The idea is to adopt a standard but then do more. Owens & Minor CISO Ron Browne referred to NIST in the context of board members and third-party accounting firms. But he also talked about flexibility. “Develop your strategy long term, three to five years out,” he said. “And then constantly tweak it.”

Then there’s the bottoms-up approach. “What I try to do is look at what our problems are, what are the threats we see, what are the gaps,” Blue Ridge Bank CISO Ron Buchanan said. “Then ask: Is there a new tool that can satisfy that need?” But as a corollary: don’t abdicate to vendors. “Untested tools and controls are not worth the money you’re paying them,” Amy Bradon, Director IT Security, Governance and Compliance at VITA said.

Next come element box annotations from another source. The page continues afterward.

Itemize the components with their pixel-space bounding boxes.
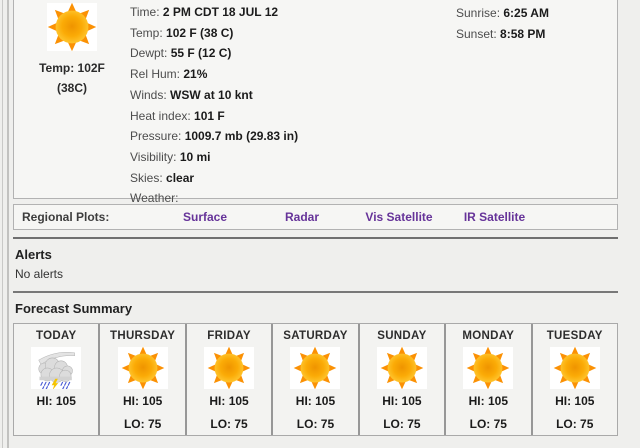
forecast-weather-icon — [204, 347, 255, 389]
sunset-row: Sunset: 8:58 PM — [456, 26, 546, 41]
divider — [13, 237, 618, 239]
radar-link[interactable]: Radar — [284, 210, 319, 224]
forecast-hi: HI: 105 — [209, 394, 249, 408]
forecast-day-label: TODAY — [35, 330, 77, 342]
surface-link[interactable]: Surface — [182, 210, 228, 224]
thunderstorm-icon — [38, 351, 76, 389]
sun-icon — [467, 347, 510, 389]
forecast-weather-icon — [117, 347, 168, 389]
forecast-hi: HI: 105 — [382, 394, 422, 408]
forecast-weather-icon — [290, 347, 341, 389]
alerts-title: Alerts — [15, 247, 52, 262]
forecast-table: TODAY HI: 105 THURSDAY HI: 105 LO: 75 FR… — [13, 323, 618, 436]
forecast-card-monday: MONDAY HI: 105 LO: 75 — [444, 324, 530, 435]
sun-icon — [207, 347, 251, 389]
condition-row-temp: Temp: 102 F (38 C) — [130, 25, 234, 40]
sun-icon — [47, 3, 97, 51]
forecast-day-label: TUESDAY — [546, 330, 603, 342]
vis-satellite-link[interactable]: Vis Satellite — [365, 210, 433, 224]
forecast-lo: LO: 75 — [210, 417, 248, 431]
frame-left-border — [7, 0, 9, 448]
condition-row-visibility: Visibility: 10 mi — [130, 149, 211, 164]
forecast-card-sunday: SUNDAY HI: 105 LO: 75 — [357, 324, 444, 435]
forecast-card-friday: FRIDAY HI: 105 LO: 75 — [184, 324, 271, 435]
forecast-weather-icon — [376, 347, 427, 389]
current-icon-column: Temp: 102F (38C) — [14, 0, 130, 198]
forecast-day-label: THURSDAY — [110, 330, 176, 342]
forecast-lo: LO: 75 — [469, 417, 507, 431]
regional-plots-bar: Regional Plots: Surface Radar Vis Satell… — [13, 204, 618, 230]
regional-plots-label: Regional Plots: — [22, 210, 110, 224]
forecast-hi: HI: 105 — [122, 394, 163, 408]
forecast-day-label: FRIDAY — [207, 330, 251, 342]
forecast-card-thursday: THURSDAY HI: 105 LO: 75 — [98, 324, 184, 435]
condition-row-relhum: Rel Hum: 21% — [130, 67, 208, 82]
condition-row-pressure: Pressure: 1009.7 mb (29.83 in) — [130, 129, 299, 144]
forecast-lo: LO: 75 — [296, 417, 335, 431]
forecast-weather-icon — [31, 347, 82, 389]
forecast-card-saturday: SATURDAY HI: 105 LO: 75 — [271, 324, 357, 435]
condition-row-time: Time: 2 PM CDT 18 JUL 12 — [130, 5, 279, 19]
forecast-lo: LO: 75 — [556, 417, 594, 431]
forecast-day-label: SUNDAY — [377, 330, 427, 342]
sun-icon — [121, 347, 164, 389]
ir-satellite-link[interactable]: IR Satellite — [463, 210, 526, 224]
forecast-lo: LO: 75 — [383, 417, 421, 431]
forecast-hi: HI: 105 — [295, 394, 336, 408]
forecast-hi: HI: 105 — [468, 394, 508, 408]
sun-icon — [553, 347, 597, 389]
forecast-lo: LO: 75 — [123, 417, 162, 431]
sunrise-row: Sunrise: 6:25 AM — [456, 6, 549, 20]
forecast-weather-icon — [549, 347, 600, 389]
current-temp-caption-celsius: (38C) — [56, 81, 87, 95]
sun-times: Sunrise: 6:25 AM Sunset: 8:58 PM — [456, 3, 549, 44]
condition-row-skies: Skies: clear — [130, 170, 195, 185]
condition-row-weather: Weather: — [130, 191, 179, 206]
forecast-day-label: MONDAY — [462, 330, 515, 342]
divider — [13, 291, 618, 293]
condition-row-heat-index: Heat index: 101 F — [130, 108, 225, 123]
forecast-card-today: TODAY HI: 105 — [14, 324, 98, 435]
current-temp-caption: Temp: 102F — [39, 61, 105, 75]
sun-icon — [294, 347, 337, 389]
forecast-hi: HI: 105 — [36, 394, 76, 408]
forecast-hi: HI: 105 — [555, 394, 595, 408]
sun-icon — [380, 347, 424, 389]
condition-row-winds: Winds: WSW at 10 knt — [130, 87, 253, 102]
current-weather-icon — [47, 3, 97, 51]
page-left-border — [2, 0, 3, 448]
forecast-day-label: SATURDAY — [283, 330, 348, 342]
current-conditions-list: Time: 2 PM CDT 18 JUL 12 Temp: 102 F (38… — [130, 0, 299, 205]
forecast-card-tuesday: TUESDAY HI: 105 LO: 75 — [530, 324, 617, 435]
weather-page: Temp: 102F (38C) Time: 2 PM CDT 18 JUL 1… — [13, 0, 618, 436]
current-conditions-panel: Temp: 102F (38C) Time: 2 PM CDT 18 JUL 1… — [13, 0, 618, 205]
forecast-weather-icon — [463, 347, 514, 389]
forecast-title: Forecast Summary — [15, 301, 133, 316]
condition-row-dewpt: Dewpt: 55 F (12 C) — [130, 46, 232, 61]
alerts-message: No alerts — [15, 267, 64, 281]
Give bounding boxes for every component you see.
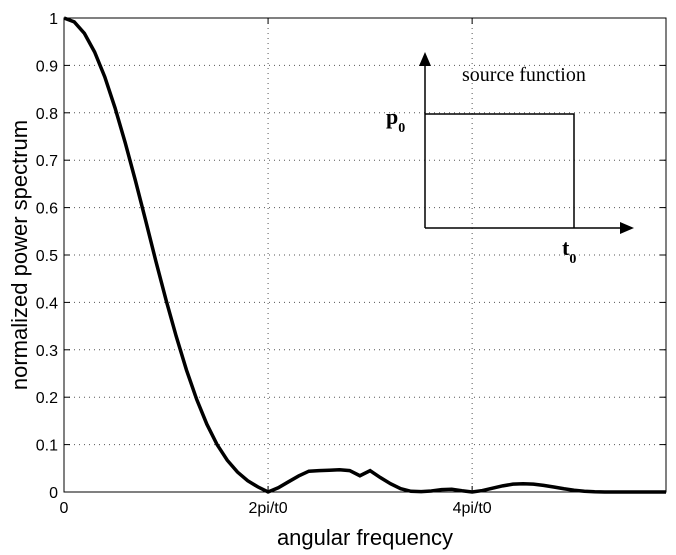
source-function-inset: source function p0 t0 [386, 52, 634, 267]
y-tick-label: 0.1 [36, 438, 58, 455]
axis-ticks: 0 0.1 0.2 0.3 0.4 0.5 0.6 0.7 0.8 0.9 1 0 2pi/t0 4pi/… [36, 11, 666, 517]
x-tick-label: 0 [60, 500, 69, 517]
x-tick-label: 2pi/t0 [248, 500, 287, 517]
y-tick-label: 0.7 [36, 153, 58, 170]
inset-title: source function [462, 64, 586, 86]
inset-width-symbol: t [562, 235, 570, 260]
y-tick-label: 0.3 [36, 343, 58, 360]
y-axis-label: normalized power spectrum [7, 120, 32, 390]
x-axis-label: angular frequency [277, 525, 453, 550]
inset-width-subscript: 0 [569, 252, 576, 267]
inset-height-subscript: 0 [398, 121, 405, 136]
y-tick-label: 0.2 [36, 390, 58, 407]
y-tick-label: 0 [49, 485, 58, 502]
y-tick-label: 0.6 [36, 201, 58, 218]
y-tick-label: 0.9 [36, 58, 58, 75]
x-tick-label: 4pi/t0 [453, 500, 492, 517]
inset-horizontal-arrowhead [620, 222, 634, 234]
grid-lines [64, 18, 666, 492]
spectrum-series-line [63, 16, 666, 494]
y-tick-label: 0.4 [36, 295, 58, 312]
y-tick-label: 1 [49, 11, 58, 28]
inset-height-label: p0 [386, 104, 405, 136]
inset-vertical-arrowhead [419, 52, 431, 66]
inset-rectangle-pulse [425, 113, 575, 228]
inset-height-symbol: p [386, 104, 398, 129]
y-tick-label: 0.5 [36, 248, 58, 265]
y-tick-label: 0.8 [36, 106, 58, 123]
inset-width-label: t0 [562, 235, 576, 267]
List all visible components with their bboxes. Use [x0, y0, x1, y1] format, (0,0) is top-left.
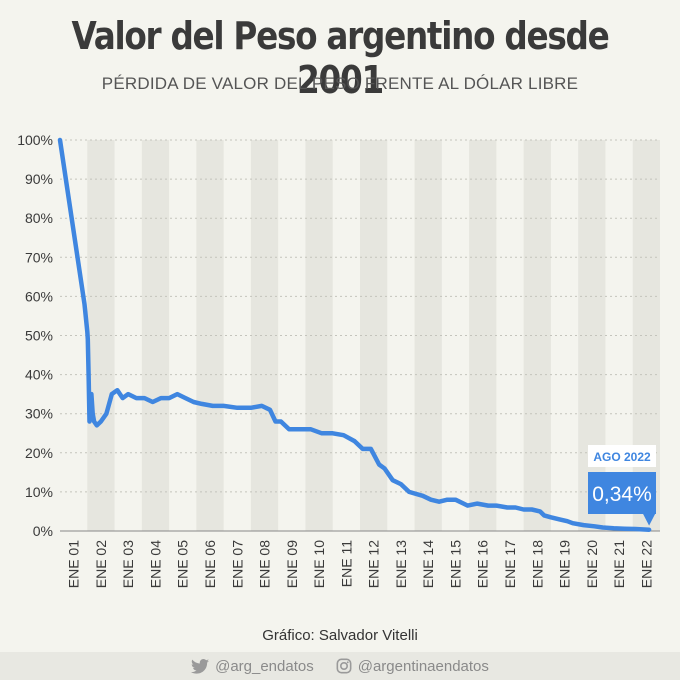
x-tick-label: ENE 01 — [66, 540, 82, 588]
y-axis: 0% 10% 20% 30% 40% 50% 60% 70% 80% 90% 100% — [17, 132, 53, 539]
callout-date: AGO 2022 — [593, 450, 651, 464]
y-tick-label: 40% — [25, 367, 53, 383]
y-tick-label: 70% — [25, 249, 53, 265]
callout-pointer — [643, 514, 656, 526]
x-tick-label: ENE 10 — [311, 540, 327, 588]
twitter-icon — [191, 658, 210, 674]
x-tick-label: ENE 20 — [584, 540, 600, 588]
year-band — [469, 140, 497, 531]
x-tick-label: ENE 14 — [420, 540, 436, 588]
chart-subtitle: PÉRDIDA DE VALOR DEL PESO FRENTE AL DÓLA… — [101, 74, 579, 93]
line-chart: 0% 10% 20% 30% 40% 50% 60% 70% 80% 90% 100% ENE 01… — [17, 132, 660, 588]
y-tick-label: 50% — [25, 328, 53, 344]
footer-instagram[interactable]: @argentinaendatos — [336, 658, 489, 675]
x-tick-label: ENE 16 — [475, 540, 491, 588]
x-tick-label: ENE 07 — [229, 540, 245, 588]
x-tick-label: ENE 09 — [284, 540, 300, 588]
callout-date-box — [588, 445, 656, 467]
value-callout: AGO 2022 0,34% — [588, 445, 656, 526]
series-layer — [57, 137, 652, 532]
y-tick-label: 10% — [25, 484, 53, 500]
x-tick-label: ENE 13 — [393, 540, 409, 588]
instagram-icon — [336, 658, 352, 674]
callout-value-box — [588, 472, 656, 514]
y-tick-label: 20% — [25, 445, 53, 461]
x-tick-label: ENE 02 — [93, 540, 109, 588]
x-tick-label: ENE 12 — [366, 540, 382, 588]
y-tick-label: 90% — [25, 171, 53, 187]
year-band-layer — [87, 140, 660, 531]
y-tick-label: 60% — [25, 288, 53, 304]
year-band — [414, 140, 442, 531]
x-tick-label: ENE 22 — [638, 540, 654, 588]
x-tick-label: ENE 19 — [557, 540, 573, 588]
x-tick-label: ENE 17 — [502, 540, 518, 588]
chart-credit: Gráfico: Salvador Vitelli — [262, 627, 418, 644]
callout-value: 0,34% — [592, 483, 652, 506]
y-tick-label: 0% — [33, 523, 53, 539]
y-tick-label: 30% — [25, 406, 53, 422]
footer-bar: @arg_endatos @argentinaendatos — [0, 652, 680, 680]
x-tick-label: ENE 11 — [338, 540, 354, 587]
chart-title: Valor del Peso argentino desde 2001 — [71, 14, 609, 102]
x-tick-label: ENE 05 — [175, 540, 191, 588]
x-tick-label: ENE 06 — [202, 540, 218, 588]
y-tick-label: 80% — [25, 210, 53, 226]
year-band — [360, 140, 388, 531]
year-band — [305, 140, 333, 531]
gridline-layer — [60, 139, 660, 532]
instagram-handle: @argentinaendatos — [357, 657, 489, 675]
x-tick-label: ENE 15 — [447, 540, 463, 588]
twitter-handle: @arg_endatos — [215, 657, 314, 675]
x-tick-label: ENE 04 — [147, 540, 163, 588]
footer-twitter[interactable]: @arg_endatos — [191, 658, 314, 675]
x-tick-label: ENE 03 — [120, 540, 136, 588]
series-line — [57, 137, 652, 532]
x-tick-label: ENE 18 — [529, 540, 545, 588]
y-tick-label: 100% — [17, 132, 53, 148]
x-axis: ENE 01 ENE 02 ENE 03 ENE 04 ENE 05 ENE 06 ENE … — [66, 540, 655, 588]
x-tick-label: ENE 21 — [611, 540, 627, 588]
x-tick-label: ENE 08 — [257, 540, 273, 588]
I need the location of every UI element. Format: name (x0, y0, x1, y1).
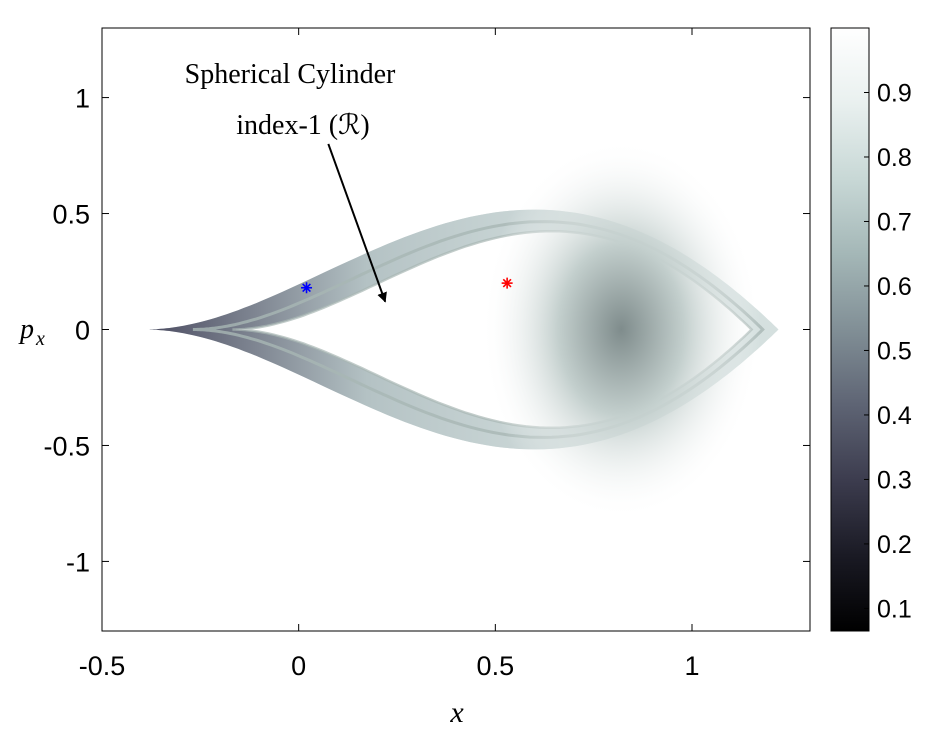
x-tick-label: 1 (684, 651, 699, 681)
colorbar-tick-label: 0.4 (877, 402, 912, 430)
blue-asterisk (301, 282, 313, 294)
annotation-line1: Spherical Cylinder (185, 59, 396, 90)
y-axis-label-main: p (18, 314, 34, 345)
colorbar-tick-label: 0.5 (877, 337, 912, 365)
x-tick-label: 0.5 (477, 651, 515, 681)
colorbar-tick-label: 0.9 (877, 79, 912, 107)
x-axis-label: x (449, 696, 464, 729)
y-axis-label: p x (18, 314, 45, 350)
annotation-line2: index-1 (ℛ) (236, 110, 370, 141)
x-tick-label: 0 (291, 651, 306, 681)
y-axis-label-sub: x (35, 328, 45, 350)
colorbar (830, 27, 870, 632)
colorbar-tick-label: 0.2 (877, 531, 912, 559)
annotation-arrow (327, 143, 387, 303)
region-ring-outer (192, 220, 765, 439)
annotation: Spherical Cylinder index-1 (ℛ) (185, 59, 396, 141)
plot-area: -0.5 0 0.5 1 1 0.5 0 -0.5 -1 0.9 0.8 0.7 0.6 0.5 0.4 0.… (43, 27, 912, 681)
region-center-shading (481, 139, 762, 520)
y-tick-label: -1 (66, 547, 90, 577)
colorbar-tick-label: 0.6 (877, 273, 912, 301)
colorbar-tick-label: 0.8 (877, 144, 912, 172)
x-tick-label: -0.5 (79, 651, 126, 681)
y-tick-label: 1 (75, 84, 90, 114)
colorbar-tick-label: 0.7 (877, 208, 912, 236)
y-tick-label: 0.5 (52, 200, 90, 230)
colorbar-tick-label: 0.3 (877, 466, 912, 494)
y-tick-label: 0 (75, 316, 90, 346)
colorbar-tick-label: 0.1 (877, 595, 912, 623)
red-asterisk (501, 277, 513, 289)
y-tick-label: -0.5 (43, 431, 90, 461)
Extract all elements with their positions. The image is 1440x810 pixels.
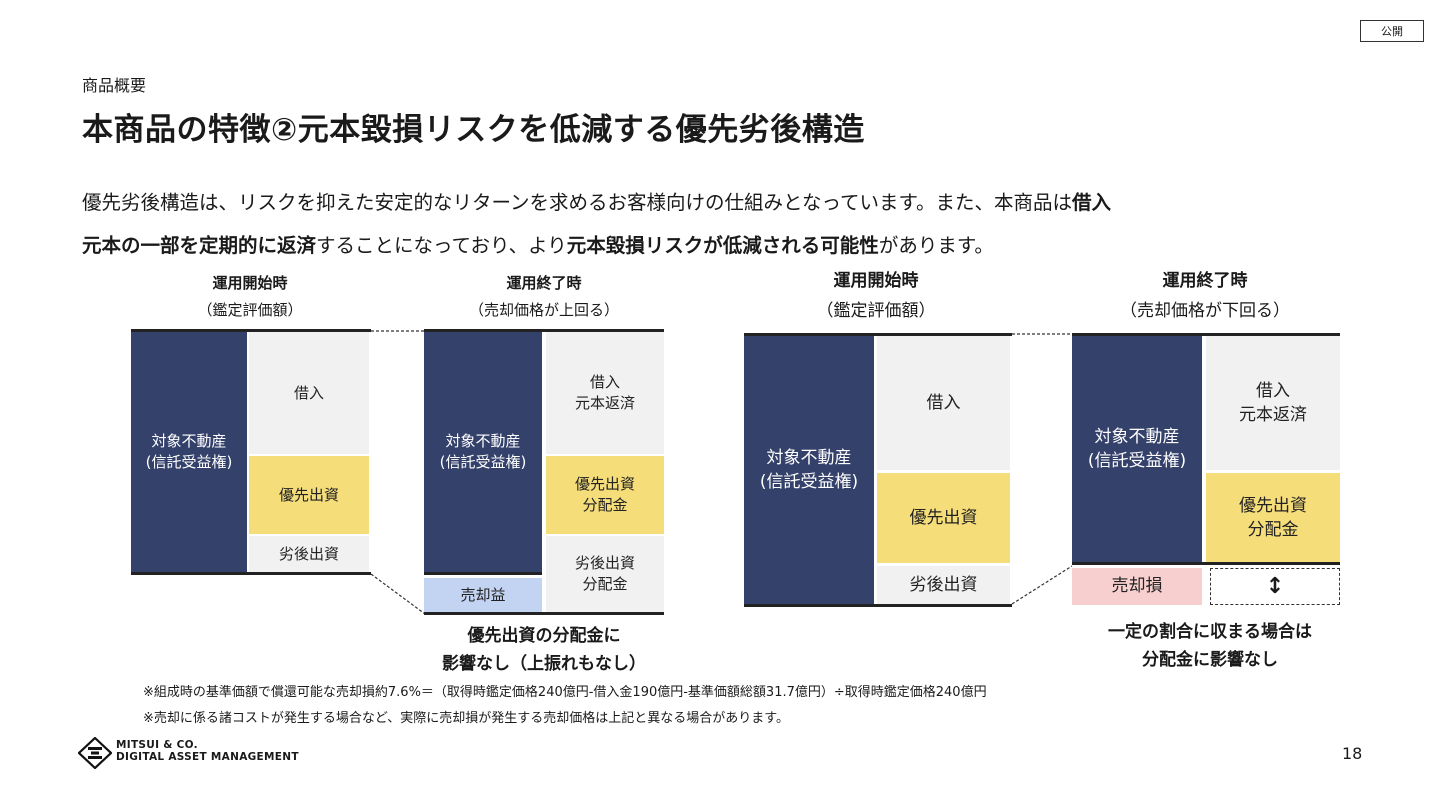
caption-head: 運用開始時 bbox=[212, 274, 288, 292]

More CyberConVA session topics

Boards, CxOs, other stakeholders. Five of the 17 total sessions leaned toward organizational behavior. Topics included board members and the CISO, the CxO view of cybersecurity, public sector dynamics, risk/governance partners, and the human risk factor.

Supply Chain. One panel looked at attacks on software supply chains and AI’s impact there. Another, at third-part risk management and secure supply chain management.

More software security. Other speakers addressed secure software development tools, policy as code, and the inadvertent exposure of secrets by software developers.

Red Teaming, or not. Should you use red teams, perhaps with AI, to find indicators of compromise in AI systems; or avoid the “scavenger hunts” (of which red teaming could play a role) and use a more structured framework to enhance security and compliance? Speakers had different answers.

CyberConVA and MLSecOps

The concluding keynote by ProtectAI CISO Diana Kelley raised a good point: Data scientists responsible for AI and ML systems are typically not trained in security. Open-source Jupyter Notebooks, commonly used in data science and ML, is deemed “secure” but can be readily misconfigured. Vulnerabilities and malicious models in Hugging Face and other ML tools and frameworks also abound.

Having started in networking, Kelly is in a good position to address this deficiency. “After a while, no matter what I did on layer 3,” she said, “always layer 7 was how they were getting into my systems.” She was there at the start of DevOps, which then became DevSecOps. In that methodology, security is built into the loop of test, release, deploy, operate, monitor, plan code, and build.

Enhancing that infinity loop with ML requires inserting three steps – “scope, engineer data, and model.” In practice, she recommended getting to know your ML team; learning how to threat-model the AI and ML systems; teaching the ML team how to threat-model; and training red teams to “find and fix” ML vulnerabilities.